2/17/13

6 Things my Toddler Taught Me About Writing.

Last night I was up until two am with a sick child that couldn't keep her food down. While the experience as a whole was not comfortable, I learned a lot.

Here were my observations:

  1. Although my child was sick and couldn't keep food down, she knew what she needed. She would ask for water because she was thirsty, of course it came back up but she knew her body was dehydrated.
  2. Between her episodes, I was scared that she would be tired and cranky. Instead she had excess energy and knew she still wanted to play while she had time before bed. 
  3. She took steps to make herself feel better. After an episode or two, she said "Bath, Mommy." So I prepared a bath for her without toys. She relished the water and laid back in it, relaxing enjoying every moment of it.
  4. When bedtime came, although it was certainly going to be interrupted, she took to bed eagerly and relaxed while she could. She fell asleep quickly and woke only to endure an episode. She waited patiently while I changed the bed and then crawled in eagerly and fell asleep quickly.

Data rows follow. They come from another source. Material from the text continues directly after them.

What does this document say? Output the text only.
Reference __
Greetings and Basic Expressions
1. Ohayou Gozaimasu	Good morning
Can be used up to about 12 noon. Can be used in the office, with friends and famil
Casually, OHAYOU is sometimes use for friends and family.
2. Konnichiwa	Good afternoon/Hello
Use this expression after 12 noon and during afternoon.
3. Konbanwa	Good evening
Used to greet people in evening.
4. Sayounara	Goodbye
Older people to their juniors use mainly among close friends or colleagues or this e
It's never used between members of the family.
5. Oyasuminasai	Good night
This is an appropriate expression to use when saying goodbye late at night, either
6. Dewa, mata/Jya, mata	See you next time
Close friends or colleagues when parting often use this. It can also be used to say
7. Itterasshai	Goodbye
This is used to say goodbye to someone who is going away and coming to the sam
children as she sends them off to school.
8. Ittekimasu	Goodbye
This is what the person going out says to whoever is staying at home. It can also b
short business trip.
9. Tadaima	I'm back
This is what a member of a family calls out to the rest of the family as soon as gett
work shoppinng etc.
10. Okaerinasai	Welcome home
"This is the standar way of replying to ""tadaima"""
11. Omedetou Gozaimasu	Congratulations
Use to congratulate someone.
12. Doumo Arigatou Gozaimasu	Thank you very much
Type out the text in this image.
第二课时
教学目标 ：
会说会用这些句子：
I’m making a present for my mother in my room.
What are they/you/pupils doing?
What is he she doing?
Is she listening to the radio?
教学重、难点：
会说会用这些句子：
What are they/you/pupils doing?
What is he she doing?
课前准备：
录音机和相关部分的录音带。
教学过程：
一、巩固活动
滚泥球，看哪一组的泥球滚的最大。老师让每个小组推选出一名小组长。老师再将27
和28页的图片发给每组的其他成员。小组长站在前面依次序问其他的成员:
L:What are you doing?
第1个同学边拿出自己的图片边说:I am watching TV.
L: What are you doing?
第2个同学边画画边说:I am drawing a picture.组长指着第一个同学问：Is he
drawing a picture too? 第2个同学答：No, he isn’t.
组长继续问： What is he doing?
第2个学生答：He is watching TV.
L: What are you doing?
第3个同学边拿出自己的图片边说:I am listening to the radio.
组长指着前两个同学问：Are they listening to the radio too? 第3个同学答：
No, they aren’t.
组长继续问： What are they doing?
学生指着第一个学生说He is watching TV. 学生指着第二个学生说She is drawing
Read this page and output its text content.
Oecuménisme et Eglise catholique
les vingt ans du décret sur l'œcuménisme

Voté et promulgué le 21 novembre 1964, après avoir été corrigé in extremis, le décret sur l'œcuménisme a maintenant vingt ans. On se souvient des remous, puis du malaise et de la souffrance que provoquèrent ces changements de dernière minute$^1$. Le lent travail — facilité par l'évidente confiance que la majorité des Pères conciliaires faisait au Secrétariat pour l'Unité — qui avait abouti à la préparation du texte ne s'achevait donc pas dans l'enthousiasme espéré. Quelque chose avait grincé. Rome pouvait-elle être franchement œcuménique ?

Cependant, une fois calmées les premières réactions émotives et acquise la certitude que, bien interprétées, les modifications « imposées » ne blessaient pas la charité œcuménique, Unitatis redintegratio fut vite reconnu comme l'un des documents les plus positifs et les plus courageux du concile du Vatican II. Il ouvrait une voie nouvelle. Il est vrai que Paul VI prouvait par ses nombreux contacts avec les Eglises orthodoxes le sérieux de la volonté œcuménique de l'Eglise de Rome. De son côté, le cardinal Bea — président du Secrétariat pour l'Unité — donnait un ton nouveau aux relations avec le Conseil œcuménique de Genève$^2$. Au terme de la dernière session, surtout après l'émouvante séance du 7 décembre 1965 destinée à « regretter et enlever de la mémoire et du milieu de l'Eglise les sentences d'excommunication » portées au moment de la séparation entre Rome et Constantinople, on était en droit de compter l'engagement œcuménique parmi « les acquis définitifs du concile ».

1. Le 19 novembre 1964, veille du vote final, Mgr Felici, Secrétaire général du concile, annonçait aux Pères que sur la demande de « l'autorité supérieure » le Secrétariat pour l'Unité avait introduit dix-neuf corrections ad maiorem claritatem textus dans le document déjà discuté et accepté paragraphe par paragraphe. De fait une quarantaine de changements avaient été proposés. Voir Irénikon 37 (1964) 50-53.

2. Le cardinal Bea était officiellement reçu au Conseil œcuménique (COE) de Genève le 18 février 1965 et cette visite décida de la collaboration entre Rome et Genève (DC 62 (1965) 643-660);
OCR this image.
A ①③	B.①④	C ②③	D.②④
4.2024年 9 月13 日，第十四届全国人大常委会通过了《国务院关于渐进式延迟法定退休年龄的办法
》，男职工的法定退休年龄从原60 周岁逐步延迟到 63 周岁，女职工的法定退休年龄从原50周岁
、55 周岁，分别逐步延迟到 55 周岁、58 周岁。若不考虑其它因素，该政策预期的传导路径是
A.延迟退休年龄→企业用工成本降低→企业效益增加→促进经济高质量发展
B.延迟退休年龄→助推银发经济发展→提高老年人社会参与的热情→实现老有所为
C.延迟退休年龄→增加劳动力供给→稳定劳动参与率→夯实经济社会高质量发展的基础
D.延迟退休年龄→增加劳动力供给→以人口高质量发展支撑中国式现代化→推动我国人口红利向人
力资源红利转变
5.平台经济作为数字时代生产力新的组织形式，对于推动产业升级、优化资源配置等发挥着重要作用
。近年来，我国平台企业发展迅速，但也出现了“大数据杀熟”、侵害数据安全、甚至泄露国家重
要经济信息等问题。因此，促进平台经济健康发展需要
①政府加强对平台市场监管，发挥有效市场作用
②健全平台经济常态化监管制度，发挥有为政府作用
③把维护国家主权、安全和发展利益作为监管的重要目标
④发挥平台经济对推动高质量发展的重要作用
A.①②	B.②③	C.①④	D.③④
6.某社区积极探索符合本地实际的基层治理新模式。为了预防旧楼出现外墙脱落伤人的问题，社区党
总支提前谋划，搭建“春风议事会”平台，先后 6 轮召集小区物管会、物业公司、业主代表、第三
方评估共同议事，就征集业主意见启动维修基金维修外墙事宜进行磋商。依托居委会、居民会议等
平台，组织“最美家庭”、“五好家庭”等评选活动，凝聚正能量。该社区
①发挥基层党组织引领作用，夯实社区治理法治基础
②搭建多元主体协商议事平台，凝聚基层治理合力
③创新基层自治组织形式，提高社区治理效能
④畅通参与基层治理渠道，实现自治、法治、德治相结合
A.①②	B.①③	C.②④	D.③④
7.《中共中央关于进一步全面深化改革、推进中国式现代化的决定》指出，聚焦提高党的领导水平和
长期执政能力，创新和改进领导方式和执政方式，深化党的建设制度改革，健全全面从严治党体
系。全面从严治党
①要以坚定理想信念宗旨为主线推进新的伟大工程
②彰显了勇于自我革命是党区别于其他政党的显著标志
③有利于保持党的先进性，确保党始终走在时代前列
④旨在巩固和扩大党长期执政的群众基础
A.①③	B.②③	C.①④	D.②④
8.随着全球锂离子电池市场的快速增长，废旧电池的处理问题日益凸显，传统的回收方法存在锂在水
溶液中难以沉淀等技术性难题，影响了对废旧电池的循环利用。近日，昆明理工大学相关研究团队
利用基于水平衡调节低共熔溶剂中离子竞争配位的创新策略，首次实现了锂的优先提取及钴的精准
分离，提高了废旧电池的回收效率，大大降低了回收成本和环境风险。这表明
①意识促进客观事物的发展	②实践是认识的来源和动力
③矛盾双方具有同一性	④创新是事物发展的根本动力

With these observations, I have learned a lot about writing:

  1. Don't let a looming deadline distract you. Go about the task/writing assignment as if there is one pending, but stop worrying about it.
  2. Don't put off needs as if they are desires when you're writing. Too often I put off food, drink and other things while writing, thinking they are distractions. I need to feed myself when I am hungry even if I am writing. Needs are far different from desires.
  3. Look forward to the time you have to do the things you enjoy, such as time between projects to work on creative projects.
  4. Enjoy all moments of pleasure and stop worrying about when it will all end. Stop procrastinating on projects just to prolong moments of enjoyment; instead, start early and finish early to make the next break that much longer.
  5. Take the opportunities to get tasks done while they're available. Don't let fear or anxiety make you lose sleep.
  6. We've always got enough energy to get the necessary things done. So if it feels like you don't have energy, you're really just procrastinating.

I'm going to try and follow these directions to myself for the future, and in doing so secure a fulfilling writing regimen.